WE GO TO FURNES
This afternoon we came out in motors and ambulances to establish ourselves at Furnes in an empty Ecclesiastical College. Nothing was ready, and everything was in confusion. The wounded from the fighting near by had not begun to come in, but the infernal sound of the guns was quite close to us, and gave one the sensation of a blow on the ear. Night was falling as we came back to Dunkirk to sleep (for no beds were ready at Furnes), and we passed many motor vehicles of every description going out to Furnes. Some of them were filled with bread, and one saw stacks of loaves filling to the roof some once beautifully appointed motor. Now all was dust and dirt.
All my previous ideas of men marching to war have had a touch of heroism, crudely expressed by quick-step and smart uniforms. To-day I see tired dusty men, very hungry looking and unshaved, slogging along, silent and tired, and ready to lie down whenever chance offers. They keep as near their convoy as they can, and are keen to stop and cook something. God! what is heroism? It baffles me.

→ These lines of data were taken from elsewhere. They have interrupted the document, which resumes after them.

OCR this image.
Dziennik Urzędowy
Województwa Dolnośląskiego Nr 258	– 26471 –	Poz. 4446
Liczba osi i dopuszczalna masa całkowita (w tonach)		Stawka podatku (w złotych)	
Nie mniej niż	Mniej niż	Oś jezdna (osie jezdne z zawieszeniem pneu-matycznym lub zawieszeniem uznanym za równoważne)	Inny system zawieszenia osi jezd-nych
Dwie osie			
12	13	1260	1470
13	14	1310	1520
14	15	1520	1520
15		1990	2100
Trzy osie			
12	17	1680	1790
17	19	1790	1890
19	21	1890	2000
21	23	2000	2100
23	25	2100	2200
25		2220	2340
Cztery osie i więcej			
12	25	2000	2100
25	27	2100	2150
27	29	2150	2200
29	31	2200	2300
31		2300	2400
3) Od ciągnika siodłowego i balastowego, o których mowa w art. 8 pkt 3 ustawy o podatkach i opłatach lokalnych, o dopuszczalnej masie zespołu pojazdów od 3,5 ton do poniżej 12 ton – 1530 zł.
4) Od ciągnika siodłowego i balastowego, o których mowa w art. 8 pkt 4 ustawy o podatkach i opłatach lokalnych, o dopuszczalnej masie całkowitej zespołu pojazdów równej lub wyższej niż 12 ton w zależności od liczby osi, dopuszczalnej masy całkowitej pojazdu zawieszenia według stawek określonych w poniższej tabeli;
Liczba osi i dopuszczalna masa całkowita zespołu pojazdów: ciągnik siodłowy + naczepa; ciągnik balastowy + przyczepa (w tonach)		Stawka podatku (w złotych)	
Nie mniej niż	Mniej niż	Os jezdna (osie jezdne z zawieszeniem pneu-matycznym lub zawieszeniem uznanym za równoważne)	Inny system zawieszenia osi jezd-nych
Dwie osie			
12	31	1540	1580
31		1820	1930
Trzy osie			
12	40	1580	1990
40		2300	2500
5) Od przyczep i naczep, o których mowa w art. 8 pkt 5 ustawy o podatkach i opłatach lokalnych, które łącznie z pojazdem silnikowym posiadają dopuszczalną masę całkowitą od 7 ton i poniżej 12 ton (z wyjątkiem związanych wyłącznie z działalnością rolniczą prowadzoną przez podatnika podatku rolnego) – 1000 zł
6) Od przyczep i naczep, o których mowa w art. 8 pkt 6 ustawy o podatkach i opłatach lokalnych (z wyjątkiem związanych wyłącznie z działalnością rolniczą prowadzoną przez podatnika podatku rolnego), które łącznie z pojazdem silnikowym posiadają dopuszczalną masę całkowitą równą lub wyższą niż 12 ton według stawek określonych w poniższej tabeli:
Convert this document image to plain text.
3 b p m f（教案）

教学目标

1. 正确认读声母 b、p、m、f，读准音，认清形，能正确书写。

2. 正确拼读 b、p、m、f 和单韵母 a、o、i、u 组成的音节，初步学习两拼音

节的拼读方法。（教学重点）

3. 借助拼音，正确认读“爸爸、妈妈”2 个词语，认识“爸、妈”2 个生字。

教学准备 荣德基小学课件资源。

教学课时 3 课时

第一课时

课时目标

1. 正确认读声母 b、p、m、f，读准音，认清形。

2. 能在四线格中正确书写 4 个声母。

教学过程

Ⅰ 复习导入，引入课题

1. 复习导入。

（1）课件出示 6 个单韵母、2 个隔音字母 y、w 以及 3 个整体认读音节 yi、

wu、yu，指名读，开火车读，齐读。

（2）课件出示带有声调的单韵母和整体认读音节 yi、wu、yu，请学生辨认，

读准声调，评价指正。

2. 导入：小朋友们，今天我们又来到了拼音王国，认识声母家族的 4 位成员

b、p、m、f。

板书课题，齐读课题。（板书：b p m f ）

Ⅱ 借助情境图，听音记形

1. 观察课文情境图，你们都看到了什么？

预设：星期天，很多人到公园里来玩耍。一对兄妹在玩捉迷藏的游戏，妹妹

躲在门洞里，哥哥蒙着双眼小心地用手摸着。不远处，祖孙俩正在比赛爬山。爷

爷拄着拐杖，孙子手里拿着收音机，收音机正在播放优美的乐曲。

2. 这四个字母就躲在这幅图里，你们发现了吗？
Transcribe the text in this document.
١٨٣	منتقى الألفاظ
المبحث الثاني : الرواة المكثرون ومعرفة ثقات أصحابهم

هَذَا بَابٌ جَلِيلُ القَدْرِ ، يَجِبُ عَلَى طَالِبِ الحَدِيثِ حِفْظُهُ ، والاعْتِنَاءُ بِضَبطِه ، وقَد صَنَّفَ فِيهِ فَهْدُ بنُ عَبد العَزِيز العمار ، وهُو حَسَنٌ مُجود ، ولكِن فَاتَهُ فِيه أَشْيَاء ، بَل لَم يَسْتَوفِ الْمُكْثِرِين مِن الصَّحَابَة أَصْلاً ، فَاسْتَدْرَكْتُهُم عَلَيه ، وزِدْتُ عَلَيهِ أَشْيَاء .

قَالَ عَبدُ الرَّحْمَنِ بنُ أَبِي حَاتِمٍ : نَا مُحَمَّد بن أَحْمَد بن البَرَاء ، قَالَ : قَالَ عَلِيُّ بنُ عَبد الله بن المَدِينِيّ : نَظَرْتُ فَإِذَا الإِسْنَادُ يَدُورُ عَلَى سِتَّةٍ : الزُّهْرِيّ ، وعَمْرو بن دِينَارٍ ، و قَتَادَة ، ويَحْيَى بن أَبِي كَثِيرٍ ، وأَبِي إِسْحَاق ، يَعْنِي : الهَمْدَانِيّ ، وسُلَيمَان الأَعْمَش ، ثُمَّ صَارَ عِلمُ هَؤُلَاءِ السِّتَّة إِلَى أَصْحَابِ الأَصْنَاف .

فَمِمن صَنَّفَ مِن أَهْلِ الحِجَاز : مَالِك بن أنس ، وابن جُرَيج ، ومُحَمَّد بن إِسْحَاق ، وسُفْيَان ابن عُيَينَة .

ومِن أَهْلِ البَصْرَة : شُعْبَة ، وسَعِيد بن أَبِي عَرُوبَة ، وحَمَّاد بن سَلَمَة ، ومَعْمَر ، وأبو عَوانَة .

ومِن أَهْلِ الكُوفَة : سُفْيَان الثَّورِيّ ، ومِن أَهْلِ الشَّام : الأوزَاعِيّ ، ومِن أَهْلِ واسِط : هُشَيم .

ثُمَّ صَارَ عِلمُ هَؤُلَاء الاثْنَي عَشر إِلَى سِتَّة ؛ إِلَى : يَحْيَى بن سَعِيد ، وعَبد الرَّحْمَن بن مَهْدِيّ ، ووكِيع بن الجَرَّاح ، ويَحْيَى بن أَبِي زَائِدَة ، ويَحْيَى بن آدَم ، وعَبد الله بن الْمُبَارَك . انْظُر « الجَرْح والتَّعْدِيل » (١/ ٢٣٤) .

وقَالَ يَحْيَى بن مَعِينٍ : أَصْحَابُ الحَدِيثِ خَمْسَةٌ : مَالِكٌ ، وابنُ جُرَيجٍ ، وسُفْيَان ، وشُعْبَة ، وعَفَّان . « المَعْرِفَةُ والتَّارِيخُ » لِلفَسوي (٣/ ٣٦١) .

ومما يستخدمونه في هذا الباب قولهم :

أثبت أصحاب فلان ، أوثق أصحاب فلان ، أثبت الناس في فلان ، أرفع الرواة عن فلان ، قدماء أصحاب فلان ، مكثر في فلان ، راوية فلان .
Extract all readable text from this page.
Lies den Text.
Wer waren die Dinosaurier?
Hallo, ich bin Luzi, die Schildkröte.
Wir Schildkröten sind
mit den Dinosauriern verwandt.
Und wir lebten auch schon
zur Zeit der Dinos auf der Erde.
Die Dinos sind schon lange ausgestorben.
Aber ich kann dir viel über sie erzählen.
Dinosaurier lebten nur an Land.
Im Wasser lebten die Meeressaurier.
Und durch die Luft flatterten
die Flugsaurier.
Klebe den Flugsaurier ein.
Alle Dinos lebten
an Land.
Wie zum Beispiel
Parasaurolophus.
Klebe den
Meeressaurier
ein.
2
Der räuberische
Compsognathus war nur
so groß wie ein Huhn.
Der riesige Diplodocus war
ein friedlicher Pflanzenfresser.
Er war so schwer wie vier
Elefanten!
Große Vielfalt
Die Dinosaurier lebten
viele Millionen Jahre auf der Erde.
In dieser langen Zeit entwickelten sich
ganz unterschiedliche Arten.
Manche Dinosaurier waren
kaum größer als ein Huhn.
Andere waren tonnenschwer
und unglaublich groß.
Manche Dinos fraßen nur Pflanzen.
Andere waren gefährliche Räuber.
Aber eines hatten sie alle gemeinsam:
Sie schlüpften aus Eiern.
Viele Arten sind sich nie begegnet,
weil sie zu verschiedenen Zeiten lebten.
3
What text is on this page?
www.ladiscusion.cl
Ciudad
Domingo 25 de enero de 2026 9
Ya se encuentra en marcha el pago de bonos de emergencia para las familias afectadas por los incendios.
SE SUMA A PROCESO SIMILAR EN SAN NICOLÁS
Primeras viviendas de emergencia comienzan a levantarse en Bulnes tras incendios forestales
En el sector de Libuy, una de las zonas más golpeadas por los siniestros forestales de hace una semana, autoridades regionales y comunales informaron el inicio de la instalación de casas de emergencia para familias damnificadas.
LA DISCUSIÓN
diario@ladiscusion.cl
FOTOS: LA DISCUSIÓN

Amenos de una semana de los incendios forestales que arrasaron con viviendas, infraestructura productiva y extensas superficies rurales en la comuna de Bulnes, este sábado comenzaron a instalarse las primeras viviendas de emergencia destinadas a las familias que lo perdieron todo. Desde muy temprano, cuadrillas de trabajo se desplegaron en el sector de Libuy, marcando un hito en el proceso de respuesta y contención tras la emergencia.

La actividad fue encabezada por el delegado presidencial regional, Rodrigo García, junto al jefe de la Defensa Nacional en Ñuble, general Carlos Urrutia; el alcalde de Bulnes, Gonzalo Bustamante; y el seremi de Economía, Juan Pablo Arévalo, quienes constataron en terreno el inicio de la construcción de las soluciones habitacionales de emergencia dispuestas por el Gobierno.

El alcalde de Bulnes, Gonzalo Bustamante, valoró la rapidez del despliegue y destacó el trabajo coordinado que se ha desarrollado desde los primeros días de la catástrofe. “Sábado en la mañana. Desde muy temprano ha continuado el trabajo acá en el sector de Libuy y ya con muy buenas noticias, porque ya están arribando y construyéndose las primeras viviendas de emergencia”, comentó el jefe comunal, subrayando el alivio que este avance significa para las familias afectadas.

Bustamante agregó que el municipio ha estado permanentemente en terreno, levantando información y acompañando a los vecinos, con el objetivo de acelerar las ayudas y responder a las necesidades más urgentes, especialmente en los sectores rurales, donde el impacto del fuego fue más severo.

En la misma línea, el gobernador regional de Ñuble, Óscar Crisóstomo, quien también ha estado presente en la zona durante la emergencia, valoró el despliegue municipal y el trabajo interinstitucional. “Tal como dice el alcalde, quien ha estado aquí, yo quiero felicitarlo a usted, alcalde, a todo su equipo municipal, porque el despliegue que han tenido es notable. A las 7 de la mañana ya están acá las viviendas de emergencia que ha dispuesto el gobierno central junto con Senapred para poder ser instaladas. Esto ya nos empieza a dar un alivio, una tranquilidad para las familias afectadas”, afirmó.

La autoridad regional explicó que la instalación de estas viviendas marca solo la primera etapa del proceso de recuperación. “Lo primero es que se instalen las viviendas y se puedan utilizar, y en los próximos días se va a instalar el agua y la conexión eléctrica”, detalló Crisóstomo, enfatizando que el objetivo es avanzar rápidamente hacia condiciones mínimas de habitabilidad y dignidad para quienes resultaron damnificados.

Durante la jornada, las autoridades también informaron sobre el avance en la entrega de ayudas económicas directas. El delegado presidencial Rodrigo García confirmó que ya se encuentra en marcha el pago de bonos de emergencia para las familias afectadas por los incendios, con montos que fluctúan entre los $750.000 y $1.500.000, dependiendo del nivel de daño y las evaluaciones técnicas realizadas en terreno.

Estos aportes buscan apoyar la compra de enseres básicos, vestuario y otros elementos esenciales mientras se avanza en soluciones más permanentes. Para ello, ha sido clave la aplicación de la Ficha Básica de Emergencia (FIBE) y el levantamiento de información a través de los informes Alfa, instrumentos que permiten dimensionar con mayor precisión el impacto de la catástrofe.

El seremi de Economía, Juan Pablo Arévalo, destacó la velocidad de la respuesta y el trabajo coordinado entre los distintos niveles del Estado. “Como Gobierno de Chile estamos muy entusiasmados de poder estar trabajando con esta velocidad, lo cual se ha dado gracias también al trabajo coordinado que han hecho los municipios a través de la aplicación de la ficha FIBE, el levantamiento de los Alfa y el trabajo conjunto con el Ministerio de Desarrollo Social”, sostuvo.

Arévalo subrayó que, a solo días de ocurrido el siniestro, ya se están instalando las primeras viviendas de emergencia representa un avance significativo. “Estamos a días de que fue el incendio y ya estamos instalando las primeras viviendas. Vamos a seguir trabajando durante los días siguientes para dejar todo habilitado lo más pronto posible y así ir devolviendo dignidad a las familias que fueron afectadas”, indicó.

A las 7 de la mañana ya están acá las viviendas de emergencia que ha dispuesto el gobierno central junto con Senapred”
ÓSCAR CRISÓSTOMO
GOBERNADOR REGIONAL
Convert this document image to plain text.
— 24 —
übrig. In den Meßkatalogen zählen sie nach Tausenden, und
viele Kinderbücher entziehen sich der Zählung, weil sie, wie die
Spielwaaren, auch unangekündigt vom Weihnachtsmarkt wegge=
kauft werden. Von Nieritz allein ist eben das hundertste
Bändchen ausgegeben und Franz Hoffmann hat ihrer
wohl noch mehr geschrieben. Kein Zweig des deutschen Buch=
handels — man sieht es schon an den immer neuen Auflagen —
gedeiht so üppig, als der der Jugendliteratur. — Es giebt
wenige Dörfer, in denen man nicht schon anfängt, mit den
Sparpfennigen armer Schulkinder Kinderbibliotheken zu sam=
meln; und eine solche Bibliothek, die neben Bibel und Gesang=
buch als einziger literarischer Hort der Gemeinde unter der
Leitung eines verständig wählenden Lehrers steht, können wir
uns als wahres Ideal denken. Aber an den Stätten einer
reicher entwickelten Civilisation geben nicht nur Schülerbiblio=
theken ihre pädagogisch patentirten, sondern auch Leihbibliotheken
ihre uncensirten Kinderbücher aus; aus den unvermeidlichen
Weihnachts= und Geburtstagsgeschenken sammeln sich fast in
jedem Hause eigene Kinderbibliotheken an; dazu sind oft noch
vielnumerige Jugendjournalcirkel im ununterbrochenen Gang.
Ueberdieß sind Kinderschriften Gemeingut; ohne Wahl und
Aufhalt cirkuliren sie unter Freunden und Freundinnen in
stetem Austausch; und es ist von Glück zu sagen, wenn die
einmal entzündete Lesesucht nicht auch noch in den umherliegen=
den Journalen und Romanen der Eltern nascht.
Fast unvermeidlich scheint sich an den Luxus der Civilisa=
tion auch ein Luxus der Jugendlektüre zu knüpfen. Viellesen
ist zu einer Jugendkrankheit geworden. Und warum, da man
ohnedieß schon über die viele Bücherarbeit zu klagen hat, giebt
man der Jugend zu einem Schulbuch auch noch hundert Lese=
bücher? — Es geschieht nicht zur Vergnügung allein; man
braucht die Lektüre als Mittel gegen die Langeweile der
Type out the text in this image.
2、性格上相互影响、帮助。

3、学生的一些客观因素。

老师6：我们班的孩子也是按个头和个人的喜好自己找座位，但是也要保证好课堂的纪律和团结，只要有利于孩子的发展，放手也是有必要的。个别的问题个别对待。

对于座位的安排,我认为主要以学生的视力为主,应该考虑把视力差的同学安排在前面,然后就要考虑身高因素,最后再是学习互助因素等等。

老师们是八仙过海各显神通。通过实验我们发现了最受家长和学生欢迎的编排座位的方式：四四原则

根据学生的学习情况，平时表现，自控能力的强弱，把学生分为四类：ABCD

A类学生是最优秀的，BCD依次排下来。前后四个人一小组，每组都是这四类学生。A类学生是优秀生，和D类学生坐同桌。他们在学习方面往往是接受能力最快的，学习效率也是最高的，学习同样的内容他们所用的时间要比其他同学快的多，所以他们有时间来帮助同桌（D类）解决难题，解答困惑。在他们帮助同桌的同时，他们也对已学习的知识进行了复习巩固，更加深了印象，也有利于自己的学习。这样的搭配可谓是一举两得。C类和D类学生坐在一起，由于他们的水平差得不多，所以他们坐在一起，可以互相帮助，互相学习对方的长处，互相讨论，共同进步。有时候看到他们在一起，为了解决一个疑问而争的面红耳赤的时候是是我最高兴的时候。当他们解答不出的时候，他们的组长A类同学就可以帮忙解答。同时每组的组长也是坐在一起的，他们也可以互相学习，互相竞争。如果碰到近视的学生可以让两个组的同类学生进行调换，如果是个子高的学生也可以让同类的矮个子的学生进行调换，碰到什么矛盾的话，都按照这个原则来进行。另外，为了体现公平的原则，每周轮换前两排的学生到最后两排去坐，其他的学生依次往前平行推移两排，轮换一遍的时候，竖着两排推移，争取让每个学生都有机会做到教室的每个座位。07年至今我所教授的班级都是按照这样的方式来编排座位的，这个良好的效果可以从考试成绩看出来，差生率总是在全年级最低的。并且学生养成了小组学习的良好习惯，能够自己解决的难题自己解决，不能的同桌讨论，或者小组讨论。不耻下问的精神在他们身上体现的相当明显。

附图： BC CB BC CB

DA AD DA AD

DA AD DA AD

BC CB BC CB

22 October. Furnes.—The bulk of our party did not return from Furnes yesterday, so we gathered that the wounded must be coming in, and we left Dunkirk early and came here. As I packed my things and rolled my rugs at 5 a.m. I thought of Mary, and "Charles to fetch down the luggage," and the fuss at home over my delicate health!
A French officer called Gilbert took us out to Furnes in his Brooklands racing-car, so that was a bit of an experience too, for we sat curled up on some luggage, and were told to hang on by something. The roads were empty and level, the little seats of the car were merely an appendage to its long big engines. When we got our breath back we asked Gilbert what his speed had been, and he told us 75 miles an hour.
There was a crowd of motors in the yard of the Ecclesiastical College at Furnes, engines throbbing and clutches being jerked, and we were told that all last night the fighting had gone on and the wounded had been coming in. There are three wards already fairly full, nothing quite ready, and the inevitable and reiterated "where" heard on every side.
"Where are the stretchers?" "Where are my forceps?" "Where are we to dine?" "Where are the dead to be put?" "Where are the Germans?"
No one stops to answer. People ask everybody ten times over to do the same thing, and use anything that is lying about.
THE FIGHTING AT DIXMUDE
There are two war correspondents here—Mr. Gibbs and Mr. Ashmead Bartlett—and they told me about the fighting at Dixmude last night. I must try to get Mr. Gibbs's newspaper account of it, but nothing will ever be so simple and so dramatic as his own description. He and Mr. Bartlett, Mr. Gleeson and Dr. Munro, with young Mr. Brockville, the War Minister's son, went to the town, which was being heavily shelled. Dixmude was full of wounded, and the church and the houses were falling. The roar of things was awful, and the bursting shells overhead sent shrapnel pattering on the buildings, the pavements, and the cars.